# Pure Networks Platform Service error!



## w0rkh0rse (Feb 20, 2009)

Recently I have been getting an error on boot up regarding this program. Since that has started, I have not been able to update/check my Linksys EasyLink Advisor in any capacity. It is acting as if the router was removed. But I obviously still have internet access.

I also read another post about Network Magic (or Magic Network, I don't recall the name). I checked my registry and can't locate the program and am pretty sure that I do not have it at all.

Any advice would be greatly appreciated.


----------



## JohnWill (Oct 19, 2002)

Well, it sounds like Network Magic was installed at one time, perhaps as part of another package. See if the following solution helps.
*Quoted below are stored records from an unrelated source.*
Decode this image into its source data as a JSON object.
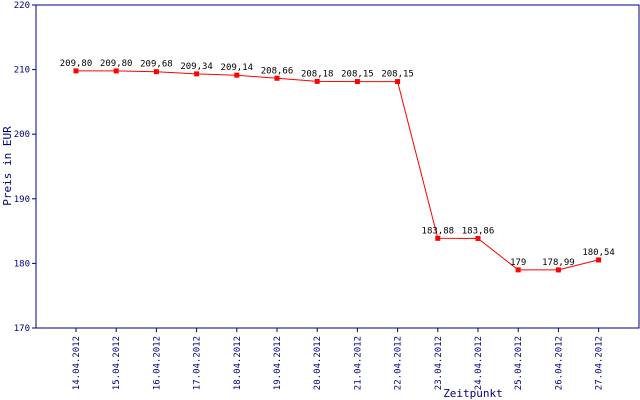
{
  "chart_data": {
    "type": "line",
    "title": "",
    "xlabel": "Zeitpunkt",
    "ylabel": "Preis in EUR",
    "ylim": [
      170,
      220
    ],
    "yticks": [
      "170",
      "180",
      "190",
      "200",
      "210",
      "220"
    ],
    "categories": [
      "14.04.2012",
      "15.04.2012",
      "16.04.2012",
      "17.04.2012",
      "18.04.2012",
      "19.04.2012",
      "20.04.2012",
      "21.04.2012",
      "22.04.2012",
      "23.04.2012",
      "24.04.2012",
      "25.04.2012",
      "26.04.2012",
      "27.04.2012"
    ],
    "values": [
      209.8,
      209.8,
      209.68,
      209.34,
      209.14,
      208.66,
      208.18,
      208.15,
      208.15,
      183.88,
      183.86,
      179,
      178.99,
      180.54
    ],
    "data_labels": [
      "209,80",
      "209,80",
      "209,68",
      "209,34",
      "209,14",
      "208,66",
      "208,18",
      "208,15",
      "208,15",
      "183,88",
      "183,86",
      "179",
      "178,99",
      "180,54"
    ],
    "grid": false,
    "colors": {
      "axis": "#000080",
      "line": "#ff0000",
      "marker": "#ff0000",
      "labels": "#000000"
    }
  }
}
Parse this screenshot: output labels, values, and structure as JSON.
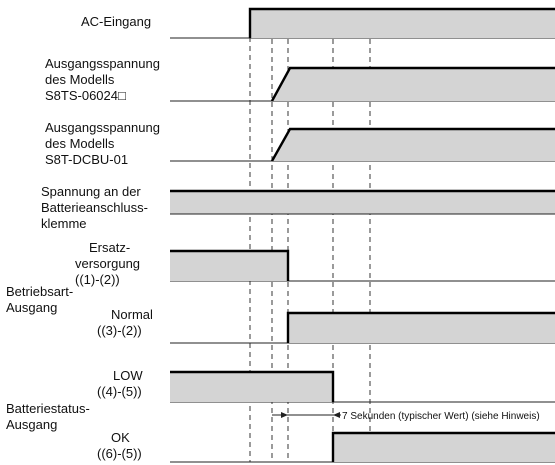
{
  "signals": {
    "ac_input": {
      "label": "AC-Eingang"
    },
    "s8ts_output": {
      "label_lines": [
        "Ausgangsspannung",
        "des Modells",
        "S8TS-06024□"
      ]
    },
    "s8t_output": {
      "label_lines": [
        "Ausgangsspannung",
        "des Modells",
        "S8T-DCBU-01"
      ]
    },
    "battery_terminal": {
      "label_lines": [
        "Spannung an der",
        "Batterieanschluss-",
        "klemme"
      ]
    },
    "backup": {
      "label_lines": [
        "Ersatz-",
        "versorgung",
        "((1)-(2))"
      ]
    },
    "normal": {
      "label_lines": [
        "Normal",
        "((3)-(2))"
      ]
    },
    "low": {
      "label_lines": [
        "LOW",
        "((4)-(5))"
      ]
    },
    "ok": {
      "label_lines": [
        "OK",
        "((6)-(5))"
      ]
    }
  },
  "groups": {
    "operation_mode": {
      "label_lines": [
        "Betriebsart-",
        "Ausgang"
      ]
    },
    "battery_status": {
      "label_lines": [
        "Batteriestatus-",
        "Ausgang"
      ]
    }
  },
  "annotation": {
    "delay_text": "7 Sekunden (typischer Wert) (siehe Hinweis)"
  },
  "colors": {
    "signal_fill": "#d4d4d4",
    "signal_edge": "#000000",
    "line": "#222222"
  }
}
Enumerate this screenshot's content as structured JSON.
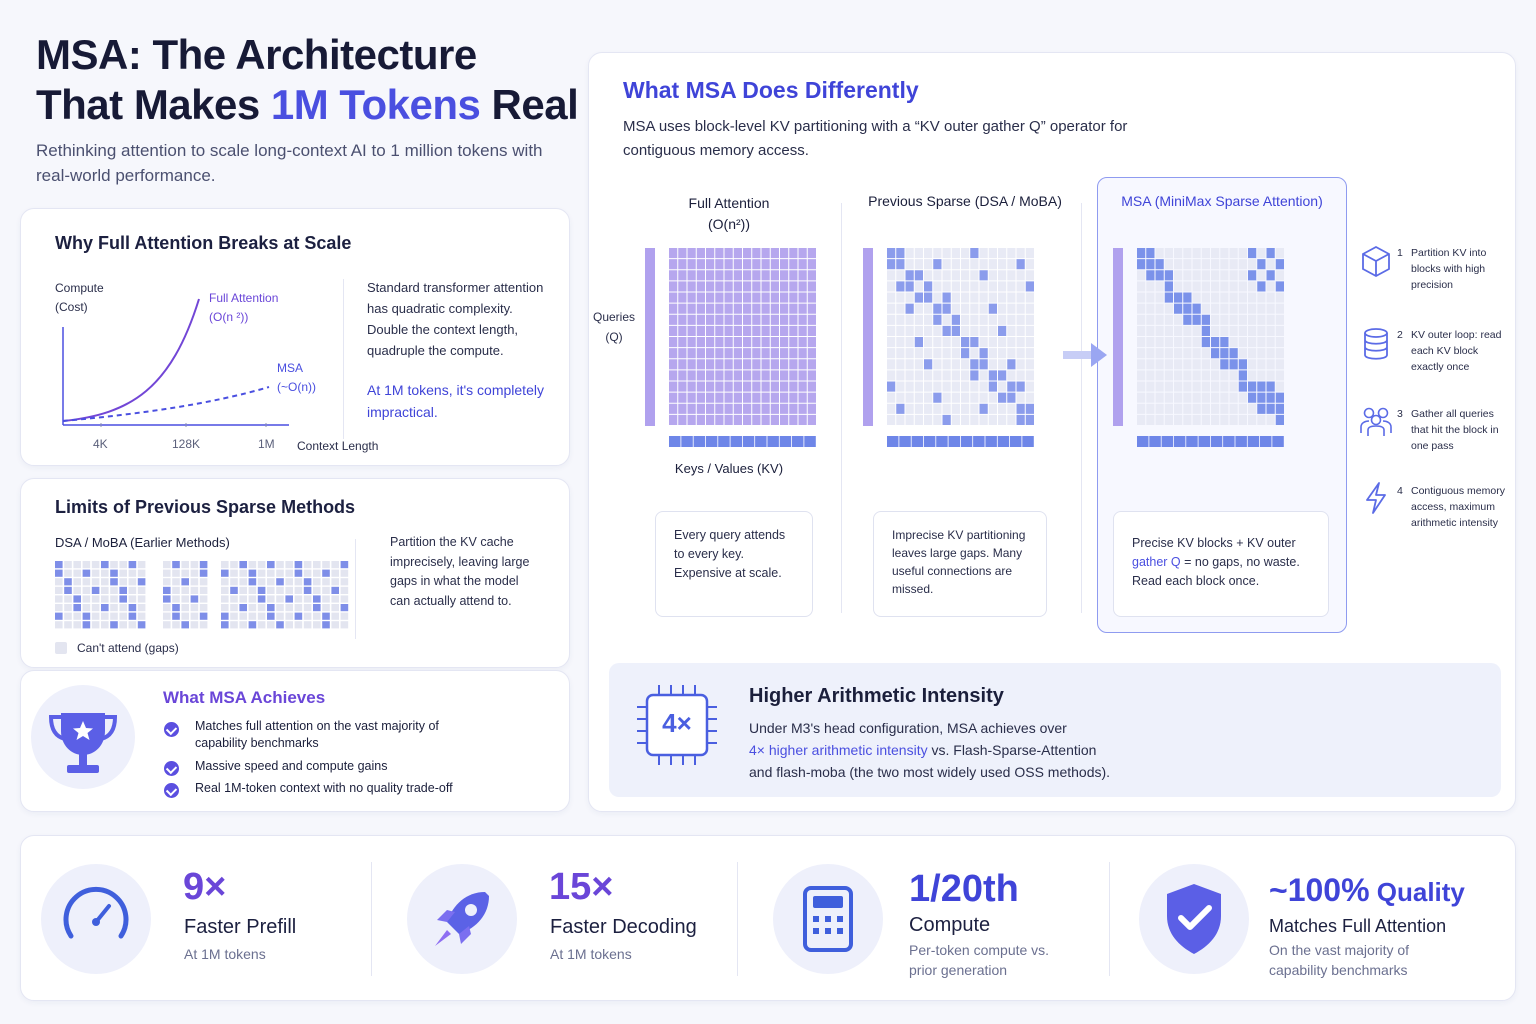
{
  "header": {
    "title_line1": "MSA: The Architecture",
    "title_line2_pre": "That Makes ",
    "title_line2_accent": "1M Tokens",
    "title_line2_post": " Real",
    "subtitle": "Rethinking attention to scale long-context AI to 1 million tokens with real-world performance."
  },
  "why_full": {
    "heading": "Why Full Attention Breaks at Scale",
    "y_label_1": "Compute",
    "y_label_2": "(Cost)",
    "full_label_1": "Full Attention",
    "full_label_2": "(O(n ²))",
    "msa_label_1": "MSA",
    "msa_label_2": "(~O(n))",
    "x_ticks": [
      "4K",
      "128K",
      "1M"
    ],
    "x_label": "Context Length",
    "body": "Standard transformer attention has quadratic complexity. Double the context length, quadruple the compute.",
    "emph": "At 1M tokens, it's completely impractical."
  },
  "limits": {
    "heading": "Limits of Previous Sparse Methods",
    "sub": "DSA / MoBA (Earlier Methods)",
    "legend": "Can't attend (gaps)",
    "body": "Partition the KV cache imprecisely, leaving large gaps in what the model can actually attend to."
  },
  "achieves": {
    "heading": "What MSA Achieves",
    "items": [
      "Matches full attention on the vast majority of capability benchmarks",
      "Massive speed and compute gains",
      "Real 1M-token context with no quality trade-off"
    ],
    "icon": "trophy-icon"
  },
  "differently": {
    "heading": "What MSA Does Differently",
    "desc": "MSA uses block-level KV partitioning with a “KV outer gather Q” operator for contiguous memory access.",
    "queries_label_1": "Queries",
    "queries_label_2": "(Q)",
    "keys_label": "Keys / Values (KV)",
    "panels": [
      {
        "title": "Full Attention",
        "subtitle": "(O(n²))",
        "box": "Every query attends to every key. Expensive at scale."
      },
      {
        "title": "Previous Sparse (DSA / MoBA)",
        "subtitle": "",
        "box": "Imprecise KV partitioning leaves large gaps. Many useful connections are missed."
      },
      {
        "title": "MSA (MiniMax Sparse Attention)",
        "subtitle": "",
        "box_pre": "Precise KV blocks + KV outer ",
        "box_accent": "gather Q",
        "box_post": " = no gaps, no waste. Read each block once."
      }
    ],
    "steps": [
      {
        "num": "1",
        "text": "Partition KV into blocks with high precision",
        "icon": "cube-icon"
      },
      {
        "num": "2",
        "text": "KV outer loop: read each KV block exactly once",
        "icon": "database-icon"
      },
      {
        "num": "3",
        "text": "Gather all queries that hit the block in one pass",
        "icon": "users-icon"
      },
      {
        "num": "4",
        "text": "Contiguous memory access, maximum arithmetic intensity",
        "icon": "lightning-icon"
      }
    ]
  },
  "intensity": {
    "chip": "4×",
    "heading": "Higher Arithmetic Intensity",
    "line1": "Under M3's head configuration, MSA achieves over",
    "line2_accent": "4× higher arithmetic intensity",
    "line2_post": " vs. Flash-Sparse-Attention",
    "line3": "and flash-moba (the two most widely used OSS methods)."
  },
  "stats": [
    {
      "big": "9×",
      "label": "Faster Prefill",
      "sub": "At 1M tokens",
      "icon": "speedometer-icon"
    },
    {
      "big": "15×",
      "label": "Faster Decoding",
      "sub": "At 1M tokens",
      "icon": "rocket-icon"
    },
    {
      "big": "1/20th",
      "label": "Compute",
      "sub": "Per-token compute vs. prior generation",
      "icon": "calculator-icon"
    },
    {
      "big": "~100%",
      "big_suffix": " Quality",
      "label": "Matches Full Attention",
      "sub": "On the vast majority of capability benchmarks",
      "icon": "shield-check-icon"
    }
  ],
  "colors": {
    "accent": "#4a4fe0",
    "purple": "#6a46d8",
    "grid_full": "#b7a9ef",
    "grid_light": "#e6e8f4",
    "block": "#6e86e8"
  }
}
[WEBQUOTE="http://www.purenetworks.com/support/faq/195.html"]Step 1: Go to Microsoft's website here: http://support.microsoft.com/kb/290301


Please run the file by clicking on the link about halfway down the page- "Download the Windows Installer Cleanup Utility package now"
Please run this file and install the Windows installer clean up.
Then you will need to open this application by going to Start->All Programs->Windows Install Clean Up
Select the anything that lists Pure Networks, and/or Network Magic, and/or Speed Meter Pro and click 'Remove'
Reboot computer
[/WEBQUOTE]


----------



## w0rkh0rse (Feb 20, 2009)

I am trying the fix now, will let you know what happens.


----------